Anxiety / Eating Disorder and now Celiac Disease :(

Posted , 3 users are following.

I don't know what to do. I've been an anxiety sufferer for many years now. I've tried all the meds and nothing has helped. This has led into another anxiety over the years about food and eating.

  I've learned to eat a few things over and over again and they have constituted my "diet". Now I've been diagnosed with Celiac disease and the foods that I have been eating are no longer things I can eat!

Because I'm not a skinny twig, any doctor I've talked to about my eating woes have just shrugged and told me to eat more.

   They just don't get it! And now I'm so much more anxious especially about eating that I just don't want to eat anything! I've already lost 10 pounds in too short a time and I'm worried about what's going to happen to me...No one is listening and I feel that only if I collapse will someone finally help..but I don't want to collapse...and I don't want to eat! I'm stuck!

0 likes, 4 replies

4 Replies

  • Posted

    Hi Graham

    Sorry to hear about your difficulties it sounds like you have had a tough time. I don't know much about coelic but I do know that there are a number of self diagnosed coeliacs who are actually not but don't understand their own metabolism. There are a number of tests before diagnosis and it sounds like your doctor has probably done this.

    On eliminating foods with coeliac, firstly you absolutely need to get referred to a dietitian as with such a big life change they can help you with food groups. There are LOADS of substitute foods for intolerances so in todays world you can definitely find equivalents to what you were eating.

    I don't know enough about you to comment on the anxiety. Sometimes it is synonymous with eating disorders and equally it can manifest itself when there is a big lifestyle change. That said you can also have anxiety on its own and other illnesses can emerge also (including digestive imbalance). Have you tried any relaxation groups e.g. mindfulness? This certainly helps with anxiety. I would also encourage a referral for CBT, not just for the eating challenges but to look wider at the problems.

    On your GP. I have some choice words to describe this, but sadly this is an all to common experience with mental illness. Is there another GP you can see at the surgery? You could also explore going elsewhere too.

    Try not to catasrophise about things as this will make the anxiety worse.

    • Posted

      Hi Kat,

      Thanks for repsonding, yeah I got blood test to show I"m a celiac sufferer..they're even planning to do gastro testing on me to be 100 percent sure, but I believe I am..whenever I eat bread or pastas, it feels like my gut is going to explode.

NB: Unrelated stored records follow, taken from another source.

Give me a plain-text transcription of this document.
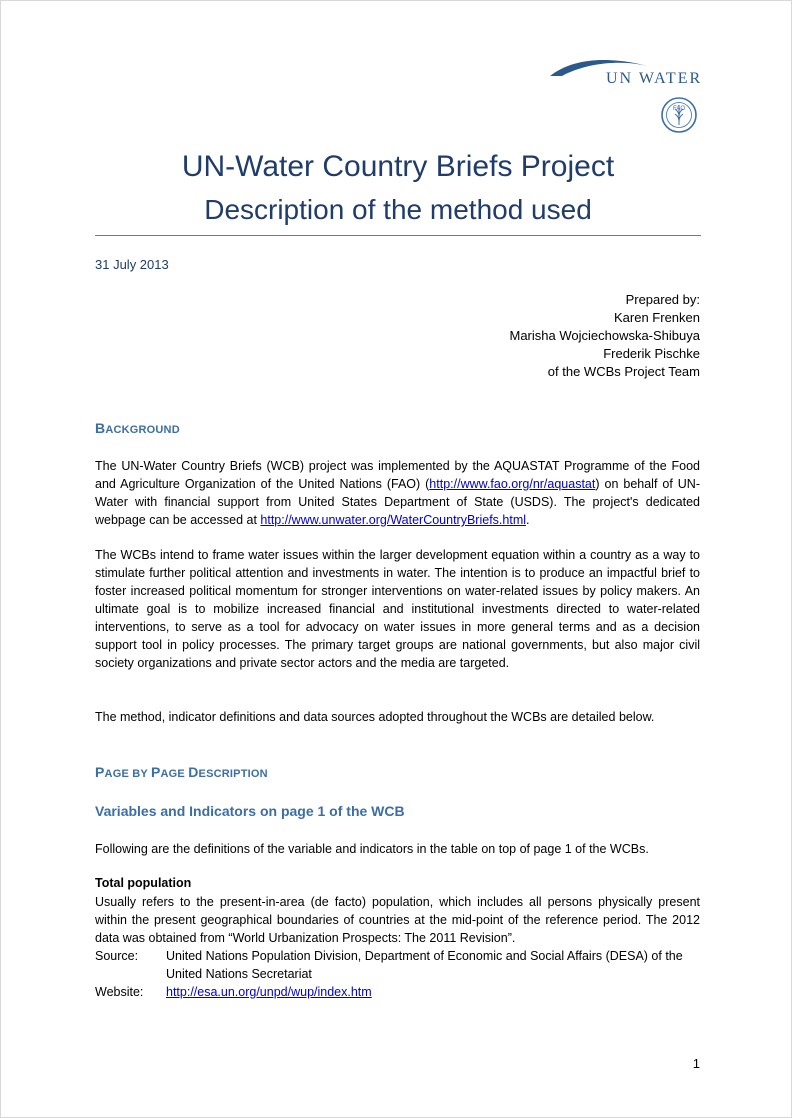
UN WATER
FAO
UN-Water Country Briefs Project
Description of the method used
31 July 2013
Prepared by:
Karen Frenken
Marisha Wojciechowska-Shibuya
Frederik Pischke
of the WCBs Project Team
BACKGROUND
The UN-Water Country Briefs (WCB) project was implemented by the AQUASTAT Programme of the Food and Agriculture Organization of the United Nations (FAO) (http://www.fao.org/nr/aquastat) on behalf of UN-Water with financial support from United States Department of State (USDS). The project's dedicated webpage can be accessed at http://www.unwater.org/WaterCountryBriefs.html.
The WCBs intend to frame water issues within the larger development equation within a country as a way to stimulate further political attention and investments in water. The intention is to produce an impactful brief to foster increased political momentum for stronger interventions on water-related issues by policy makers. An ultimate goal is to mobilize increased financial and institutional investments directed to water-related interventions, to serve as a tool for advocacy on water issues in more general terms and as a decision support tool in policy processes. The primary target groups are national governments, but also major civil society organizations and private sector actors and the media are targeted.
The method, indicator definitions and data sources adopted throughout the WCBs are detailed below.
PAGE BY PAGE DESCRIPTION
Variables and Indicators on page 1 of the WCB
Following are the definitions of the variable and indicators in the table on top of page 1 of the WCBs.
Total population
Usually refers to the present-in-area (de facto) population, which includes all persons physically present within the present geographical boundaries of countries at the mid-point of the reference period. The 2012 data was obtained from “World Urbanization Prospects: The 2011 Revision”.
Source:	United Nations Population Division, Department of Economic and Social Affairs (DESA) of the United Nations Secretariat
Website:	http://esa.un.org/unpd/wup/index.htm
1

           The blood test also showed that I'm intolerant to pretty much what is in many foods...I also have acid refulx so I already hated eating...this new test now has made me worry about eating so much that I'd rather not eat...so I don't how dieticians can help me when I don't want to eat.

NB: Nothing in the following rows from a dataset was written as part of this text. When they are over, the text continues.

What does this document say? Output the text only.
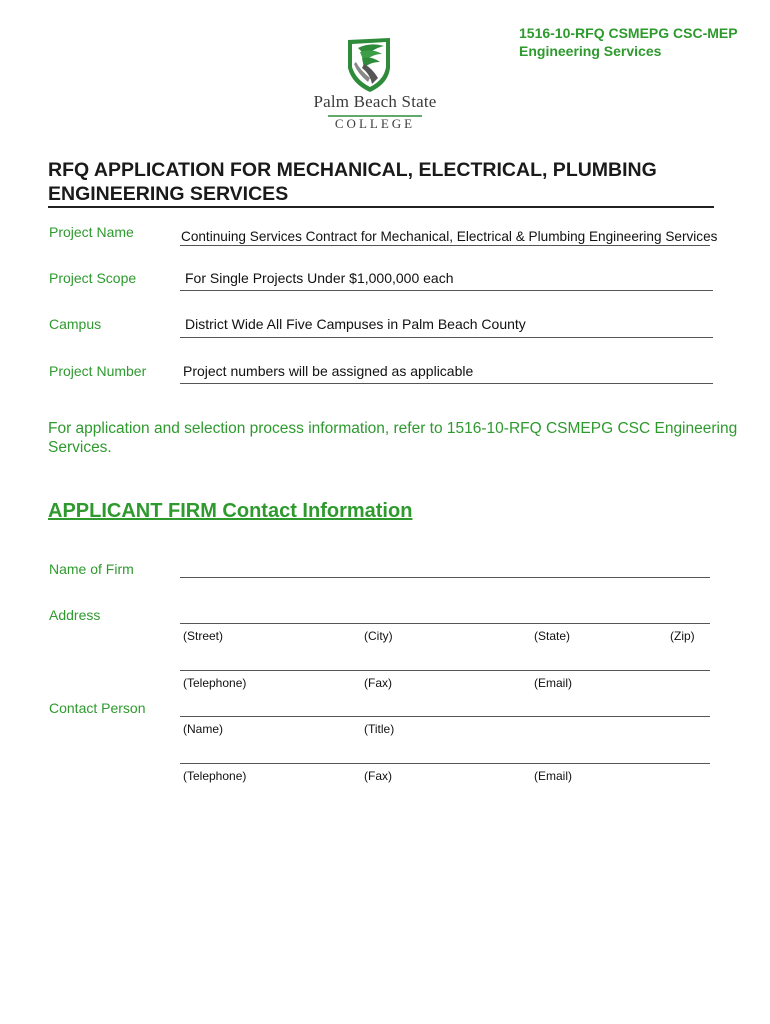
1516-10-RFQ CSMEPG CSC-MEP
Engineering Services
Palm Beach State
COLLEGE
RFQ APPLICATION FOR MECHANICAL, ELECTRICAL, PLUMBING
ENGINEERING SERVICES
Project Name	Continuing Services Contract for Mechanical, Electrical & Plumbing Engineering Services
Project Scope	For Single Projects Under $1,000,000 each
Campus	District Wide All Five Campuses in Palm Beach County
Project Number	Project numbers will be assigned as applicable
For application and selection process information, refer to 1516-10-RFQ CSMEPG CSC Engineering Services.
APPLICANT FIRM Contact Information
Name of Firm
Address
(Street)	(City)	(State)	(Zip)
(Telephone)	(Fax)	(Email)
Contact Person
(Name)	(Title)
(Telephone)	(Fax)	(Email)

      I've tried going to groups..but I backed out..cause I have massive social anxiety....I try to "fix" this on my own, but I need someone to back me up...My negative voice is way louder than my positive one.

      My doctor told me to do CBT on youtube as she wouldn't refer me to someone.

      I've had this problem for so very long...it's made me feel ike a worthless human being...my thoughts are that this is a main reason I don't want to eat...why give  nutrient to someone who doesn't deserve it? Logically I know that can't be right..but every inch of my body is screaming that it is right, logic or not..

      This worries me..I 've been so many doctors, told them my dark feelings and not one of them could help me...

      One even told me to just try thinking positively....  .....

      I almost hit him...like I never tried that before?...d'uh.

      I never want to catastrophise, Kat...but over the years it's become an automatic repsonse in my life...I want to stop it so badly....but then the anxiety starts as I struggle to convince one side of me that the other side is lying to me and that starts the whole ball rolling again.

      I'm a mess with a hand reaching out for help...

    • Posted

      It sounds like you have a lot to contend with. I would still encourage you to ask for a dietetic referral. Given the problems which your doctor has diagnosed I am absolutely shocked that this hasn't been one of the first things!

      So on the catasprophising. If you collapse and end up in hospital you still will have to eat.

      I'm not a qualified dietetian, only have had a lot of support due to my e.d. but I would say that with coeliac there are alternatives for what you can eat. My flatmate is allergic to yeast and has worked with a dietitian to ascertain what she can eat. There is so much you can eat. I agree people are diagnosed with intolerances and allergies but it sounds like the addition of the acid reflux has a lot to do with the anxiety.

      It sounds like your GP is useless and I would be writing a complaint if it were me because it is completely unacceptable. Register with a new surgery. Talking therapies have been introduced during the last government and there are lots of NHS options in each borough so it'd absolute rubbish if your GP isn't referring you. There is stuff you can do online but that should be supplementary.

      Kat

    • Posted

      Thank you for reaching out to me Kat. I'm going to take what you say into consideration. My life has been pretty much a mess because of the situation I'm in. I think step one is to find a way to lower my anxiety...

      If I could do that...it may be easier to start getting help for eating properly for the issues I have.

      An honest thanks for your help.